Comics Newsletter

Cerebral Comics

Christine Ro

Staff Writer

Christine writes about books for Literary Hub, VICE, and the Ploughshares blog. She occasionally writes about other topics, because someone once told her (although it seemed implausible) that there’s life outside of books. Blog: https://www.christinero.com

Sometimes you pick up a comic book because you want to look at pretty pictures. And sometimes you reach for a graphic text because of the unique way the images help convey complex ideas. Below are some examples of these cerebral comics. They’ll have you thoughtfully chin-scratching in no time.

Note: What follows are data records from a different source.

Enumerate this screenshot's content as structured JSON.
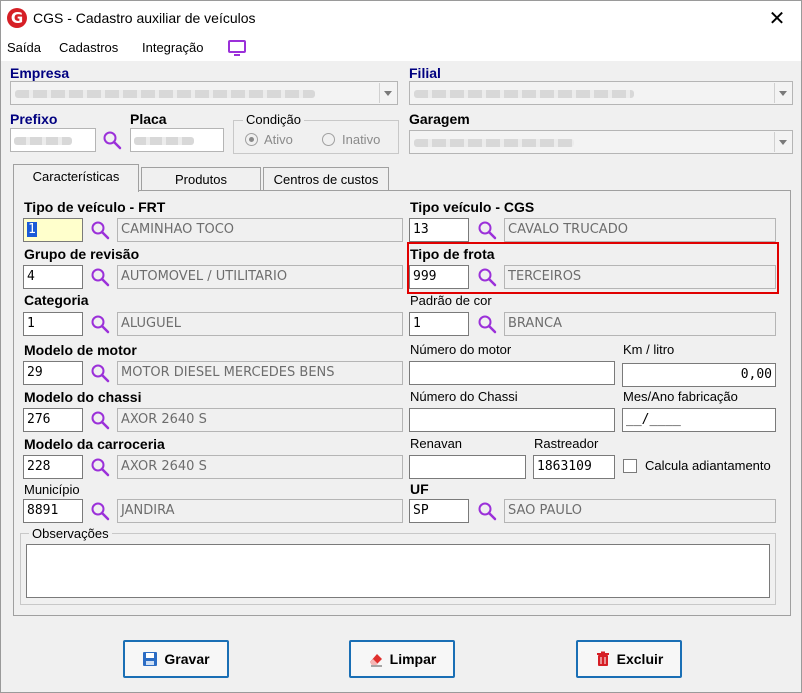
{
  "window": {
    "title": "CGS - Cadastro auxiliar de veículos",
    "close_glyph": "✕",
    "logo_glyph": "G"
  },
  "menu": {
    "items": [
      "Saída",
      "Cadastros",
      "Integração"
    ],
    "icon": "monitor-icon"
  },
  "header": {
    "empresa_label": "Empresa",
    "filial_label": "Filial",
    "prefixo_label": "Prefixo",
    "placa_label": "Placa",
    "condicao_label": "Condição",
    "condicao_options": [
      "Ativo",
      "Inativo"
    ],
    "condicao_selected": "Ativo",
    "garagem_label": "Garagem"
  },
  "tabs": [
    "Características",
    "Produtos",
    "Centros de custos"
  ],
  "active_tab": "Características",
  "fields": {
    "tipo_veiculo_frt": {
      "label": "Tipo de veículo - FRT",
      "code": "1",
      "desc": "CAMINHAO TOCO"
    },
    "tipo_veiculo_cgs": {
      "label": "Tipo veículo - CGS",
      "code": "13",
      "desc": "CAVALO TRUCADO"
    },
    "grupo_revisao": {
      "label": "Grupo de revisão",
      "code": "4",
      "desc": "AUTOMOVEL / UTILITARIO"
    },
    "tipo_frota": {
      "label": "Tipo de frota",
      "code": "999",
      "desc": "TERCEIROS"
    },
    "categoria": {
      "label": "Categoria",
      "code": "1",
      "desc": "ALUGUEL"
    },
    "padrao_cor": {
      "label": "Padrão de cor",
      "code": "1",
      "desc": "BRANCA"
    },
    "modelo_motor": {
      "label": "Modelo de motor",
      "code": "29",
      "desc": "MOTOR DIESEL MERCEDES BENS"
    },
    "numero_motor": {
      "label": "Número do motor",
      "value": ""
    },
    "km_litro": {
      "label": "Km / litro",
      "value": "0,00"
    },
    "modelo_chassi": {
      "label": "Modelo do chassi",
      "code": "276",
      "desc": "AXOR 2640 S"
    },
    "numero_chassi": {
      "label": "Número do Chassi",
      "value": ""
    },
    "mes_ano_fabricacao": {
      "label": "Mes/Ano fabricação",
      "value": "__/____"
    },
    "modelo_carroceria": {
      "label": "Modelo da carroceria",
      "code": "228",
      "desc": "AXOR 2640 S"
    },
    "renavan": {
      "label": "Renavan",
      "value": ""
    },
    "rastreador": {
      "label": "Rastreador",
      "value": "1863109"
    },
    "calcula_adiantamento": {
      "label": "Calcula adiantamento",
      "checked": false
    },
    "municipio": {
      "label": "Município",
      "code": "8891",
      "desc": "JANDIRA"
    },
    "uf": {
      "label": "UF",
      "code": "SP",
      "desc": "SAO PAULO"
    },
    "observacoes": {
      "label": "Observações",
      "value": ""
    }
  },
  "buttons": {
    "gravar": "Gravar",
    "limpar": "Limpar",
    "excluir": "Excluir"
  },
  "colors": {
    "accent_purple": "#9b30d9",
    "highlight_red": "#e00000",
    "label_blue": "#000080",
    "button_border": "#1a6fb5"
  }
}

Heretics! The Wondrous (and Dangerous) Beginnings of Modern Philosophy by Steven Nadler and Ben Nadler

The art is the best thing about Heretics!, which traces the connections among influential 17th-century European philosophers. Most of the book’s humor comes from the relationship between the lofty ideas expressed and the goofy situations drawn. For instance, philosopher-priest Nicolas Malebranche is dressed as John Travolta’s character in Saturday Night Fever, to make a point about the physics of motion. The illustrations are more than just fodder for humor. They do help to demonstrate the very abstract ideas being discussed. But why are all the characters’ noses so red?

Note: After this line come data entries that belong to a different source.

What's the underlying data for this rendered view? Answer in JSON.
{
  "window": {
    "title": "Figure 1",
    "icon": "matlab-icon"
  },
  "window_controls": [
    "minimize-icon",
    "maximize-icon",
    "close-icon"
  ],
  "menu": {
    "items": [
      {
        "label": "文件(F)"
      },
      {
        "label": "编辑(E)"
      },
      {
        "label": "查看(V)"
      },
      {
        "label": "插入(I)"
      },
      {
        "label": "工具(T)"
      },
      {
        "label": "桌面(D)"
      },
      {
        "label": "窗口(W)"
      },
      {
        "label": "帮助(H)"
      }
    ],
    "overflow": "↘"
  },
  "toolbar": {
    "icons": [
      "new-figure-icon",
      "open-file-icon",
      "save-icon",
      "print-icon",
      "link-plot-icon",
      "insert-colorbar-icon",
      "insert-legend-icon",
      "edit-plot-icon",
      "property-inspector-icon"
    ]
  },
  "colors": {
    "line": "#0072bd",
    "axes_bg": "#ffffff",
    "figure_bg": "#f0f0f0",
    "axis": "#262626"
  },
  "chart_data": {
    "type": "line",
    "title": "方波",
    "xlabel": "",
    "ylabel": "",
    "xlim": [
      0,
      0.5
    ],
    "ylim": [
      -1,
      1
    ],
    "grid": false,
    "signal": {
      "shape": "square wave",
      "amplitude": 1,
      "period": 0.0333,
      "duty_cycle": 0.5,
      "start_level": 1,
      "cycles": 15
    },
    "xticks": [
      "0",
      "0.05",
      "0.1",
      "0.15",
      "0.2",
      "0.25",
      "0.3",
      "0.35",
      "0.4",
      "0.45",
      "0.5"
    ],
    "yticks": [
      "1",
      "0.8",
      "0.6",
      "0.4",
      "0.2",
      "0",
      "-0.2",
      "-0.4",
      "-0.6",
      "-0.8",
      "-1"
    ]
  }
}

Fight Club 2 by Chuck Palahniuk, Cameron Stewart, Dave Stewart, Nate Piekos, and David Mack

In a way, the original Fight Club was like modern-day ethics for the college-bro set. The sequel, the graphic novel Fight Club 2, revisits the characters while metafictionally bending minds. Fight Club 2 is as much about grappling with the cult of Fight Club fandom as it is about seeing what Marla and the narrator are up to in middle age. (Not a whole lot, it turns out.) So Fight Club 2 veers back and forth between different worlds. This might be a kind way of saying that the book doesn’t make any goddamn sense.

Logicomix: An Epic Search for Truth by Apostolis Doxiadis, Christos Papadimitriou, Alecos Papadatos, and Annie Di Donna

Logicomix doesn’t sound like it’ll be a laugh a minute. It’s a meta-history of philosopher Bertrand Russell and the “quest for the foundations of mathematics,” with Russell’s story alternating with the authors’ account of their tricky process of writing the book. But the drawing are charming, the colors are vivid, and the language is accessible. It beats reading a dry text about the nature of logic.

 

Rumble Strip: If You Want to Get Away with Murder, Buy a Car by Woodrow Phoenix

Rumble Strip is unsettling. With sparse black and white images, a relentless second person voice, and no characters, it’s searing in driving home the dangers of cars…and the impunity of hurting someone while driving. The book is basically an illustrated lecture. It urges the reader to rethink those hunks of metal on the roads that are fixtures of everyday life, to see them not as transport modes but as killing machines. While the polemic and generalizations can be wearying, the overall effect is provocative.

Neurocomic by Matteo Farinella and Hana Roš

Neurocomic is literally cerebral, as it’s about the structure of the brain (as well as the researchers who pioneered our understanding of the brain). The authors are neuroscientists, but the language is accessible and the black-and-white images, while spare, are delightfully whimsical. This is in the Magic School Bus vein of informing the audience about science by having characters adventure inside the body. I’m afraid I’ve already forgotten what an axon is, but I do now have a slightly less hazy awareness of neural processes.